Title: Best THREE MAN BANDS Source:
Your Sources URL Source:http://www.youtube.com/watch?v=K72P09J7un4 Published:Jan 16, 2011 Author:Multiple Post Date:2011-01-16 16:55:34 by abraxas Keywords:None Views:1562 Comments:96
Let's get this ball rolling with the Police and Rush.......mmmmmmmmm
Each to their own. I could never tolerate the screechy vocals.
I would go with Cream and ZZ Top as my favorite two, and if I had to pick one it would be SURPRISE the greatest ever 3 man Rock Band - Cream. Each of the members were capable of making any band they played with. There was no better drummer than Ginger Baker, Clapton - well what do you say about a living legend?, and Jack Bruce was simply superlative on Bass. I don't see how you beat that line up with anything other than a fantasy band.
This comes down I guess to a matter of personal taste. Rush may have been innovative but I never found them to be "musical". I did try because I had friends who were big fans, but as far as sheer musicianship I would still go with Cream as they were innovative in adapting Jazz/Blues standards and placing them in a Rockin' Hard coating. And it was not just that each was among the top players of their chosen instruments but the synergy of the group where the sum of the total is greater than the three individually. It was like their reunion concert a couple of years ago in Madison Square Garden - Jack Bruce summed it up "the magic is still there". When they got together and played there was magic.
But to dis rush in terms of not being "musical" is just plain silly.
Well, it's still not to my taste. It turned me off fast and I just never bothered with them after that. I have a copy of one of their double albums which I think has been played once, but not all 4 sides.
It's like Eddie Van Halen. I can admire the technical skill with which he plays the instrument, but his playing lacks depth and feeling. So, he's a great guitar technician, but not a Jimi Hendrix or an Eric Clapton.
There is an indefinable something which some musicians have and some don't. There are players who, now, are technically as good or better than Jimi Hendrix, but they don't have his soul. Clapton is the same thing. He's not called "Slowhand" for nothing. Ritchie Blackmoore of Deep Purple is twice as fast, and is a great guitarist, but Clapton still has greater emotional depth in his playing.
When I think of someone I consider a great musician it is not merely based upon technical expertise with the instrument. There are pianists who are every bit as fast as Oscar Peterson, but they aren't his equal because they don't have that inner difference that makes an Oscar Peterson or a Count Basie.
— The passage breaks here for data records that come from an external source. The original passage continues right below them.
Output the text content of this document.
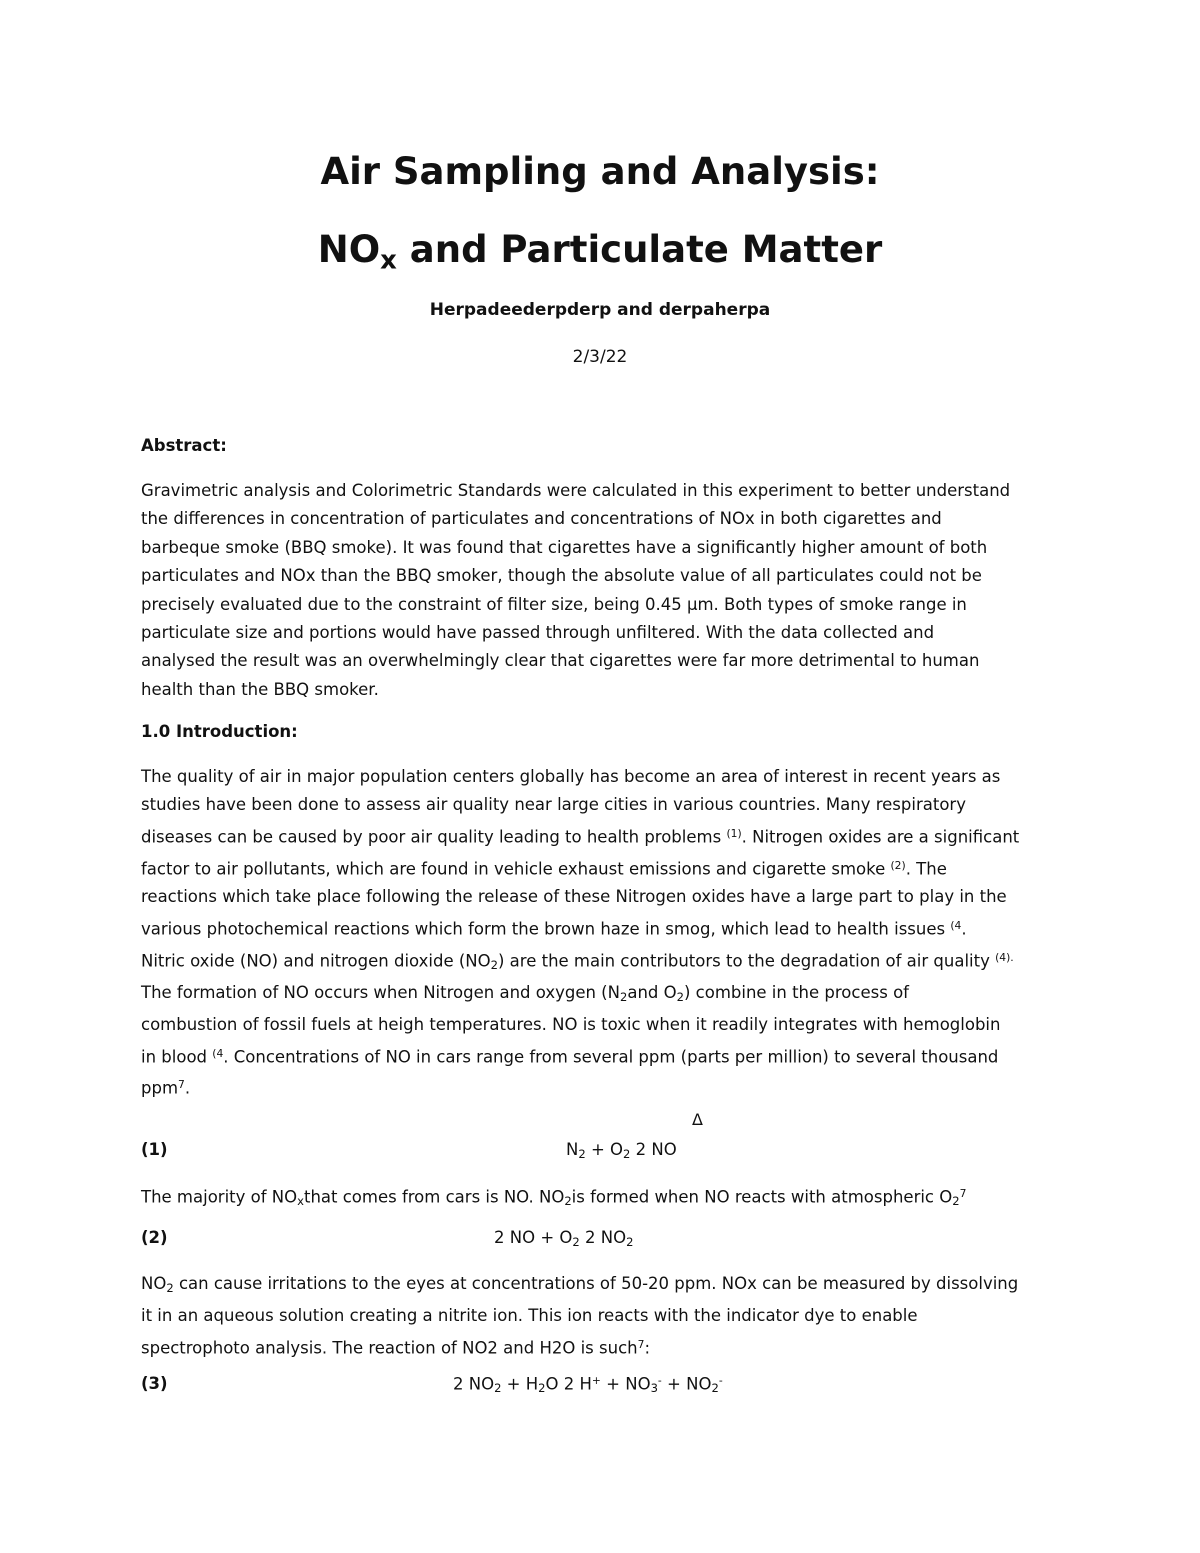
Air Sampling and Analysis:
$NO_x$ and Particulate Matter
Herpadeederpderp and derpaherpa
2/3/22
Abstract:
Gravimetric analysis and Colorimetric Standards were calculated in this experiment to better understand
the differences in concentration of particulates and concentrations of NOx in both cigarettes and
barbeque smoke (BBQ smoke). It was found that cigarettes have a significantly higher amount of both
particulates and NOx than the BBQ smoker, though the absolute value of all particulates could not be
precisely evaluated due to the constraint of filter size, being 0.45 μm. Both types of smoke range in
particulate size and portions would have passed through unfiltered. With the data collected and
analysed the result was an overwhelmingly clear that cigarettes were far more detrimental to human
health than the BBQ smoker.
1.0 Introduction:
The quality of air in major population centers globally has become an area of interest in recent years as
studies have been done to assess air quality near large cities in various countries. Many respiratory
diseases can be caused by poor air quality leading to health problems $^{(1)}$. Nitrogen oxides are a significant
factor to air pollutants, which are found in vehicle exhaust emissions and cigarette smoke $^{(2)}$. The
reactions which take place following the release of these Nitrogen oxides have a large part to play in the
various photochemical reactions which form the brown haze in smog, which lead to health issues $^{(4}$.
Nitric oxide (NO) and nitrogen dioxide $(NO_2)$ are the main contributors to the degradation of air quality $^{(4).}$
The formation of NO occurs when Nitrogen and oxygen ($N_2and$ $O_2$) combine in the process of
combustion of fossil fuels at heigh temperatures. NO is toxic when it readily integrates with hemoglobin
in blood $^{(4}$. Concentrations of NO in cars range from several ppm (parts per million) to several thousand
ppm$^7$.
Δ
(1)	$N_2 + O_2$ 2 NO
The majority of $NO_xthat$ comes from cars is NO. $NO_2is$ formed when NO reacts with atmospheric $O_2^7$
(2)	2 NO + $O_2$ 2 $NO_2$
$NO_2$ can cause irritations to the eyes at concentrations of 50-20 ppm. NOx can be measured by dissolving
it in an aqueous solution creating a nitrite ion. This ion reacts with the indicator dye to enable
spectrophoto analysis. The reaction of NO2 and H2O is such$^7$:
(3)	2 $NO_2 + H_2O$ 2 $H^+ + NO_3^- + NO_2^-$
Art and music is to some degree a subjective thing and the interpretation varies from person to person as does personal taste. However, the defining difference between a damn good player and a Great Musician is that ability to transcend the instrument and communicate their soul to the audience. They connect on a level we mere mortals can only admire and stand in awe of.
The Yardbirds manager, Giorgio Gomelsky, gave Eric Clapton the nickname Slowhand in early 1964.
The Yardbirds rhythm guitarist, Chris Dreja, recalled that whenever Eric Clapton broke a guitar string during a concert, Eric would stay on stage and replace it. The English audiences would wait out the delay by doing a slow handclap. [The British colloquialism is "to be given the slowhand".]
Clapton told his official biographer, Ray Coleman, in the mid-80s that My nickname of 'Slowhand' came from Giorgio Gomelsky. He coined it as a good pun. He kept saying I was a fast player, so he put together the slow handclap phrase into 'Slowhand' as a play on words.
In a June 1999 online chat, Clapton gave a slightly different version of how his nickname came about: I think it might have been a play on words from the Clap part of my name. In England, in sport, if the crowd is getting anxious, we have a slow handclap, which indicates boredom or frustration. But it wasnt my idea it was someone elses comment.
In Clapton - The Autobiography (2007), Eric had this to say, "On my guitar I used light-gauge guitar strings, with a very thin first string, which made it easier to bend the notes, and it was not uncommon during the most frenetic bits of playing for me to break at least one string. During the pause while I was changing my string, the frenzied audience would often break into a slow handclap, inspiring Giorgio to dream up the nickname of 'Slowhand' Clapton."
Interesting, while I don't have a source as it was on the old "American Top 40" with Casey Kasem, his story was that it was given him as a nickname by other guitar players because he was notorious for being slow in changing his hand position on the guitar neck. So, the joke was that he could stretch a note further than anyone else. I can understand why he might not want to give that as a reason for the nickname.